Serum sclerostin and DKK1 in relation to exercise against bone loss in experimental bed rest.

Jahr: 2016

Belavy DL, Baecker N, Armbrecht G, Beller G, Buehlmeier J, Frings-Meuthen P, Rittweger J, Roth HJ, Heer M, Felsenberg D
Charite Universitatsmedizin Berlin, Center of Muscle and Bone Research, Hindenburgdamm 30, 12203, Berlin, Germany. belavy@gmail.com.

Abstract

The impact of effective exercise against bone loss during experimental bed rest appears to be associated with increases in bone formation rather than reductions of bone resorption. Sclerostin and dickkopf-1 are important inhibitors of osteoblast activity. We hypothesized that exercise in bed rest would prevent increases in sclerostin and dickkopf-1. Twenty-four male subjects performed resistive vibration exercise (RVE; n = 7), resistive exercise only (RE; n = 8), or no exercise (control n = 9) during 60 days of bed rest (2nd Berlin BedRest Study). We measured serum levels of BAP, CTX-I, iPTH, calcium, sclerostin, and dickkopf-1 at 16 time-points during and up to 1 year after bed rest. In inactive control, after an initial increase in both BAP and CTX-I, sclerostin increased.
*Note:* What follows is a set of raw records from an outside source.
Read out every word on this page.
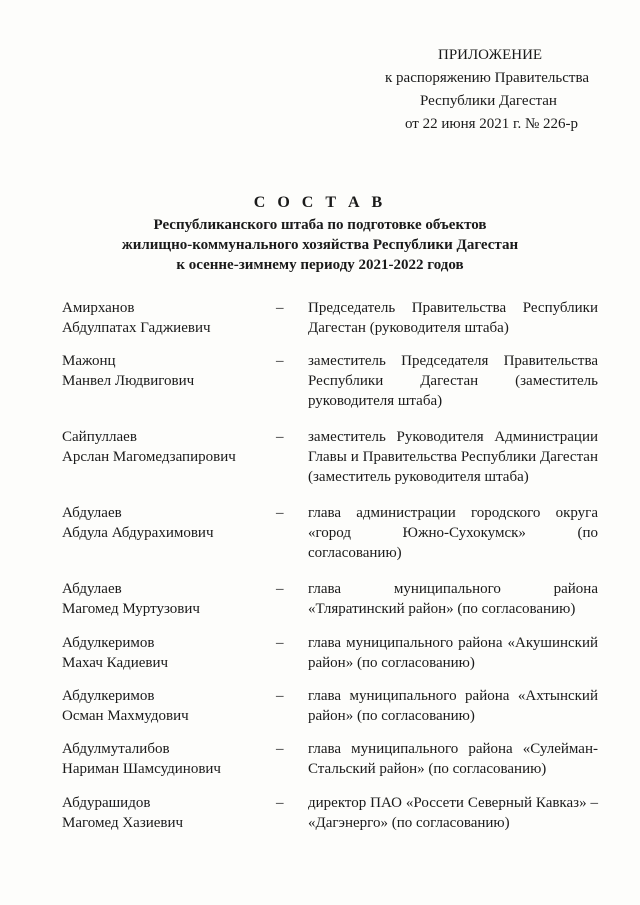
ПРИЛОЖЕНИЕ
к распоряжению Правительства
Республики Дагестан
от 22 июня 2021 г. № 226-р
С О С Т А В
Республиканского штаба по подготовке объектов
жилищно-коммунального хозяйства Республики Дагестан
к осенне-зимнему периоду 2021-2022 годов
Амирханов
Абдулпатах Гаджиевич
–	Председатель Правительства Республики Дагестан (руководителя штаба)
Мажонц
Манвел Людвигович
–	заместитель Председателя Правительства Республики Дагестан (заместитель руководителя штаба)
Сайпуллаев
Арслан Магомедзапирович
–	заместитель Руководителя Администрации Главы и Правительства Республики Дагестан (заместитель руководителя штаба)
Абдулаев
Абдула Абдурахимович
–	глава администрации городского округа «город Южно-Сухокумск» (по согласованию)
Абдулаев
Магомед Муртузович
–	глава муниципального района «Тляратинский район» (по согласованию)
Абдулкеримов
Махач Кадиевич
–	глава муниципального района «Акушинский район» (по согласованию)
Абдулкеримов
Осман Махмудович
–	глава муниципального района «Ахтынский район» (по согласованию)
Абдулмуталибов
Нариман Шамсудинович
–	глава муниципального района «Сулейман-Стальский район» (по согласованию)
Абдурашидов
Магомед Хазиевич
–	директор ПАО «Россети Северный Кавказ» – «Дагэнерго» (по согласованию)
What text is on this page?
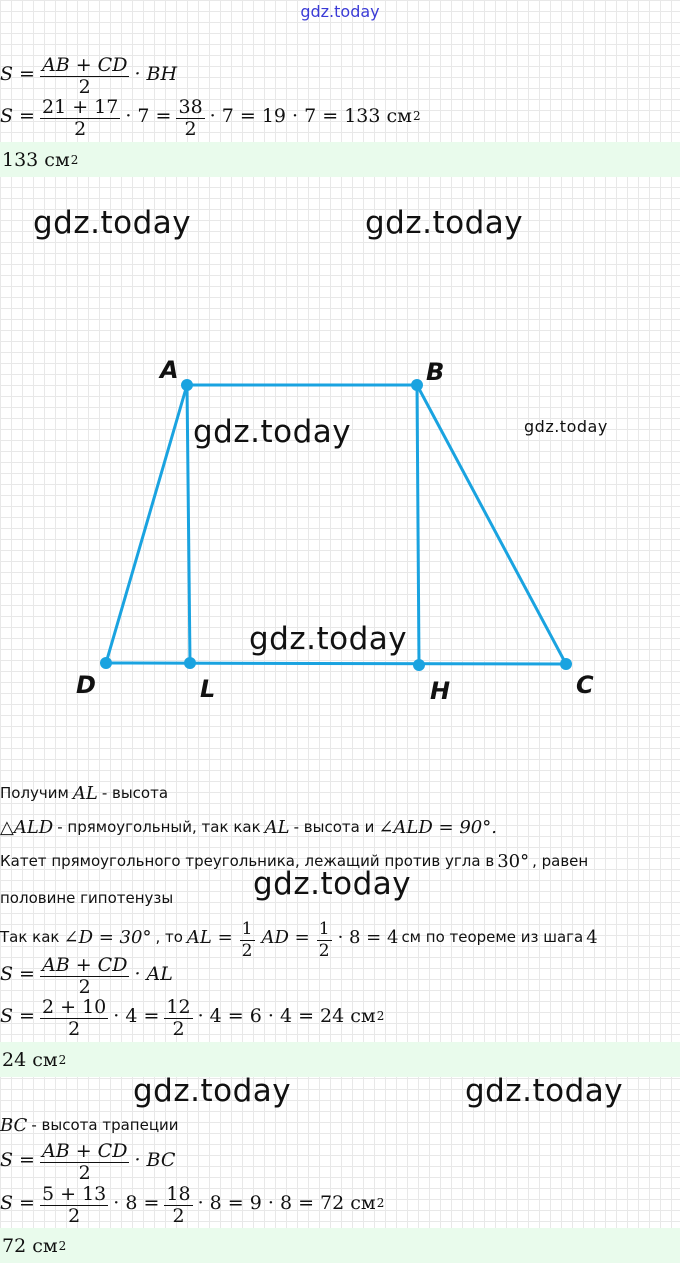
gdz.today
$S = \frac{AB + CD}{2}$ · BH
$S = \frac{21 + 17}{2} \cdot 7 = \frac{38}{2} \cdot 7 = 19 \cdot 7 = 133$ см 2
133 см 2
gdz.today	gdz.today
gdz.today
A	B
D	L	H	C
gdz.today
gdz.today
Получим AL - высота
△ALD - прямоугольный, так как AL - высота и ∠ALD = 90°.
Катет прямоугольного треугольника, лежащий против угла в 30° , равен
половине гипотенузы	gdz.today
Так как ∠D = 30° , то AL = $\frac{1}{2}$ AD = $\frac{1}{2} \cdot 8 = 4$ см по теореме из шага 4
$S = \frac{AB + CD}{2}$ · AL
$S = \frac{2 + 10}{2} \cdot 4 = \frac{12}{2} \cdot 4 = 6 \cdot 4 = 24$ см 2
24 см 2
gdz.today	gdz.today
BC - высота трапеции
$S = \frac{AB + CD}{2}$ · BC
$S = \frac{5 + 13}{2} \cdot 8 = \frac{18}{2} \cdot 8 = 9 \cdot 8 = 72$ см 2
72 см 2
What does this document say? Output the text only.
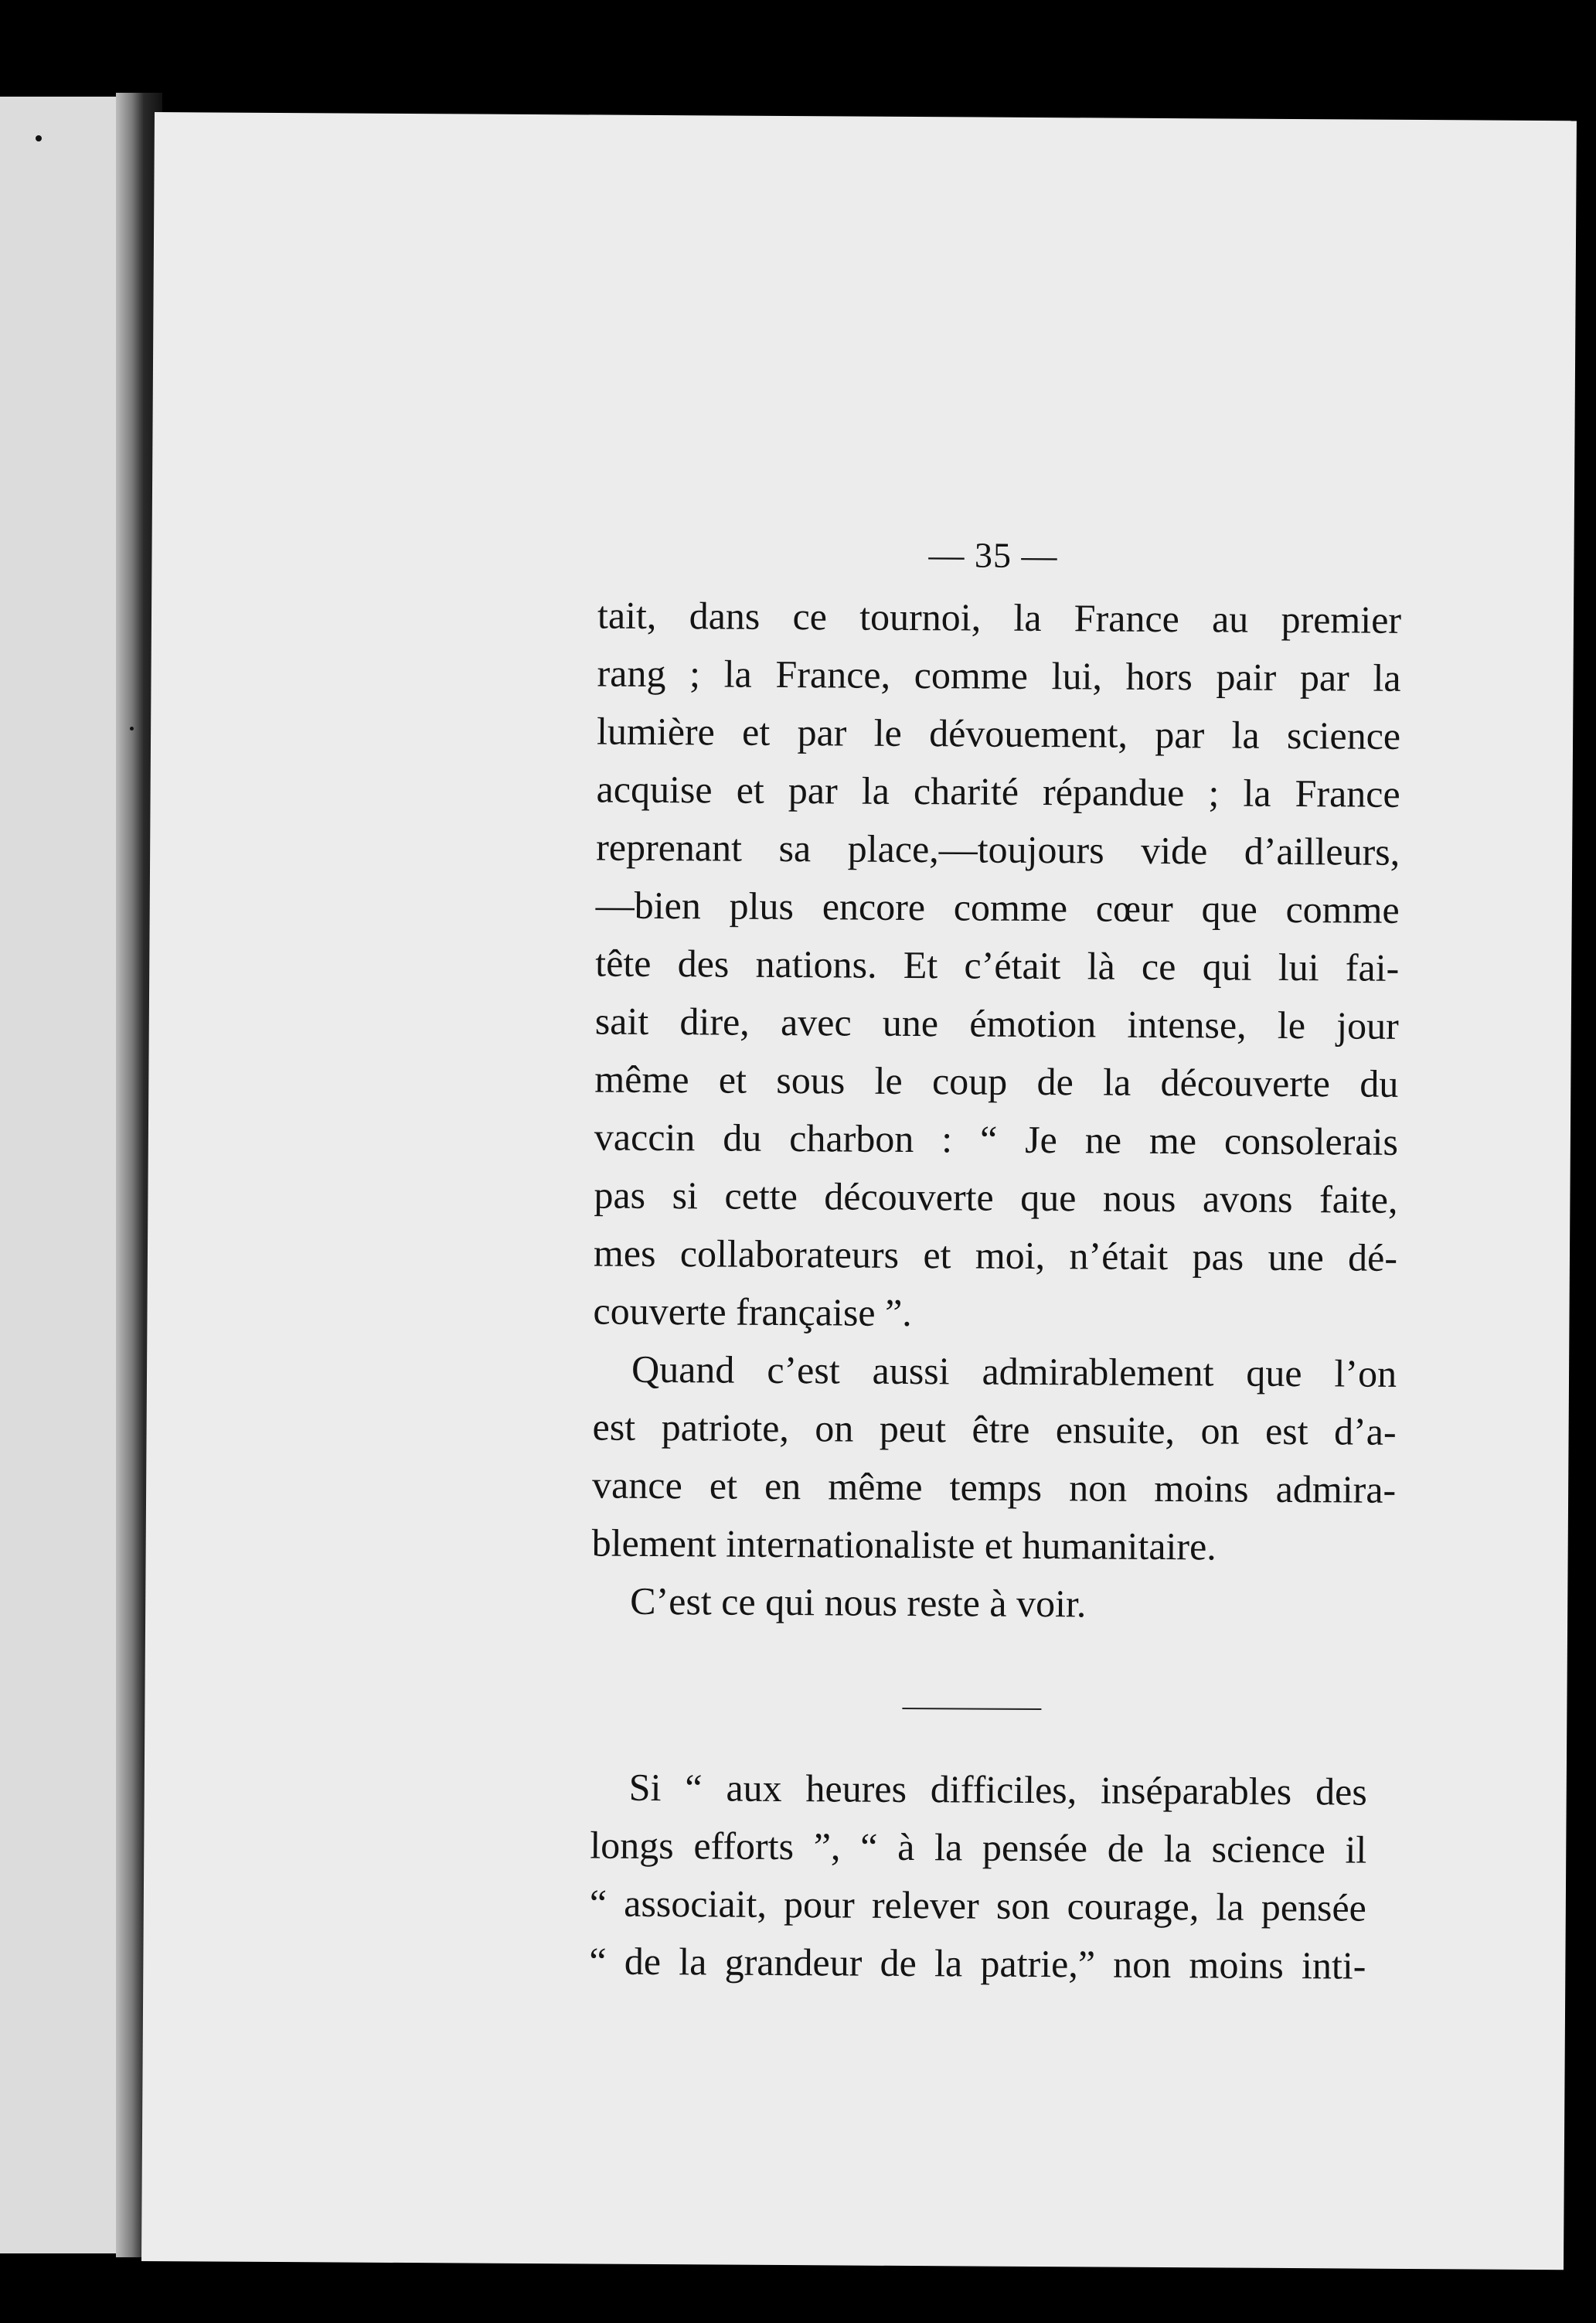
— 35 —
tait, dans ce tournoi, la France au premier
rang ; la France, comme lui, hors pair par la
lumière et par le dévouement, par la science
acquise et par la charité répandue ; la France
reprenant sa place,—toujours vide d’ailleurs,
—bien plus encore comme cœur que comme
tête des nations. Et c’était là ce qui lui fai-
sait dire, avec une émotion intense, le jour
même et sous le coup de la découverte du
vaccin du charbon : “ Je ne me consolerais
pas si cette découverte que nous avons faite,
mes collaborateurs et moi, n’était pas une dé-
couverte française ”.
Quand c’est aussi admirablement que l’on
est patriote, on peut être ensuite, on est d’a-
vance et en même temps non moins admira-
blement internationaliste et humanitaire.
C’est ce qui nous reste à voir.
Si “ aux heures difficiles, inséparables des
longs efforts ”, “ à la pensée de la science il
“ associait, pour relever son courage, la pensée
“ de la grandeur de la patrie,” non moins inti-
BAP then returned to baseline levels, and CTX-I continued to increase. In RVE and RE, BAP increased more than control in bed rest (p </= 0.029). Increases of CTX-I in RE and RVE did not differ significantly to inactive control. RE may have attenuated increases in sclerostin and dickkopf-1, but this was not statistically significant. In RVE there was no evidence for any impact on sclerostin and dickkopf-1 changes. Long-term recovery of bone was also measured and 6-24 months after bed rest, and proximal femur bone mineral content was still greater in RVE than control (p = 0.01). The results, while showing that exercise against bone loss in experimental bed rest results in greater bone formation, could not provide evidence that exercise impeded the rise in serum sclerostin and dickkopf-1 levels.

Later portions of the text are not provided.